To learn about the biggest safety hazards faced by owners and managers, Inside Self-Storage reached out to members of the Self-Storage Talk online community. We asked them about onsite dangers as well as instances in which they or a customer were injured on the property. See if any of these apply to you. If you'd like to add an experience to the ongoing conversation, visit the thread, "What are your biggest safety hazards on site?"
What are the top physical safety hazards at your self-storage property?
I have a commercial loading dock, used by several of my tenants and the businesses at the front of the shopping center, which presents some unique hazards I wish both the landlord and my employer would address. The loading ramps are of the spring-operated type and can seriously injure an uneducated user. I try my best to train my tenants on the proper/safe way to use them, but I have no control over most people that use them. There are no safety rails/chains installed to prevent someone from walking/falling off the dock, and lighting is totally inadequate. Another area of concern is the main entrance gate; it has no provision to stop someone from being struck or pinned by the closing gate. My concerns are always met with the cheap-assed owner reply of "too expensive" or the like.
~Senior Member FHARumRunner
Customers! Just kidding. Some of our safety hazards come from tenants thinking they can change their oil in their car and leave the rags and filters on the roadway. It has also happened that they spill something in their unit and swept it out into the hallways. Other than that, we have been pretty lucky of not having any safety issues.
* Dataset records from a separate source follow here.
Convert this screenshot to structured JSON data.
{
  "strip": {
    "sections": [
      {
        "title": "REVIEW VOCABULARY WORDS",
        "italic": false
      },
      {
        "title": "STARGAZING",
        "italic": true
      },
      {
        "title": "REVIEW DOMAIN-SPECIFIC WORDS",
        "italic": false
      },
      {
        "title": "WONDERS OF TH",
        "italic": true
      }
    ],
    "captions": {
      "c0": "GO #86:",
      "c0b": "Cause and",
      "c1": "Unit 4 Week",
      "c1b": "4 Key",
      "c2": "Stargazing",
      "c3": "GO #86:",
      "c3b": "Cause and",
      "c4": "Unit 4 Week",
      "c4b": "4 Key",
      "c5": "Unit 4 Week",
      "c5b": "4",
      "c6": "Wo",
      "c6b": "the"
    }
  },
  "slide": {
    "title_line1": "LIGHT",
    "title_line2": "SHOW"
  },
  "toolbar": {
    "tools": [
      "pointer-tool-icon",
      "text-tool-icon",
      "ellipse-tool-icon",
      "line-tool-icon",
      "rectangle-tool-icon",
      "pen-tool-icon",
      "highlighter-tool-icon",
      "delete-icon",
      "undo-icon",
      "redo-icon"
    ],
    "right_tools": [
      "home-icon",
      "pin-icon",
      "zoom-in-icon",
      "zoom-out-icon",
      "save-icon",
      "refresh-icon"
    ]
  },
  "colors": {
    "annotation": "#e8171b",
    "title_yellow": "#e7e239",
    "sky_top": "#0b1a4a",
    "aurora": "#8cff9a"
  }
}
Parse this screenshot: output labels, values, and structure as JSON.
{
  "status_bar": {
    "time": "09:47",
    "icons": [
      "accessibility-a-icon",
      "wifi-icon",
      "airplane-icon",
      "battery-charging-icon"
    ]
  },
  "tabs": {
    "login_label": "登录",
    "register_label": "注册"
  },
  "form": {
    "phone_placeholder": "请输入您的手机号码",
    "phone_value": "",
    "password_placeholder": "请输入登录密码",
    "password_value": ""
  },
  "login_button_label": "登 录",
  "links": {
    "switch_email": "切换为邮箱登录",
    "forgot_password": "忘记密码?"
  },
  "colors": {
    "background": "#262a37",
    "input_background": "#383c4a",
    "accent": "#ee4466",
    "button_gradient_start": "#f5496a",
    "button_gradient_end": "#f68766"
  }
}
~Senior Member LockItUpOgden
After more than 23 years in business, we've had our first slip and fall this February. The dust hasn't settled yet, but long story short, a 75-year-old woman with two prior back surgeries was walking while watching her feet. She ran into an air-conditioning unit that sticks out of the wall 16 inches and fell backward. That AC unit's been there more than 10 years without incident. The customer told our insurance lady that the ADA rule is that nothing can extend more than 4 inches from a wall. Now we have to research the ADA rules to see if we're in violation or if she's misinformed. It's tough to idiot-proof your entire facility, but if you've identified an obvious hazard, it has got to be addressed immediately!
~Junior Member Trudy D
Has anyone, whether an employee, customer or trespasser, ever injured themselves at your facility? What happened and how did you remedy the situation?
I had a customer walk under the arm gate as the arm was coming down so it would bop her on the head once. She was pissed because I wasn't waiving late fees or pro-rating rent (it's in the contract that we do not do these things), and he filed a suit against us later.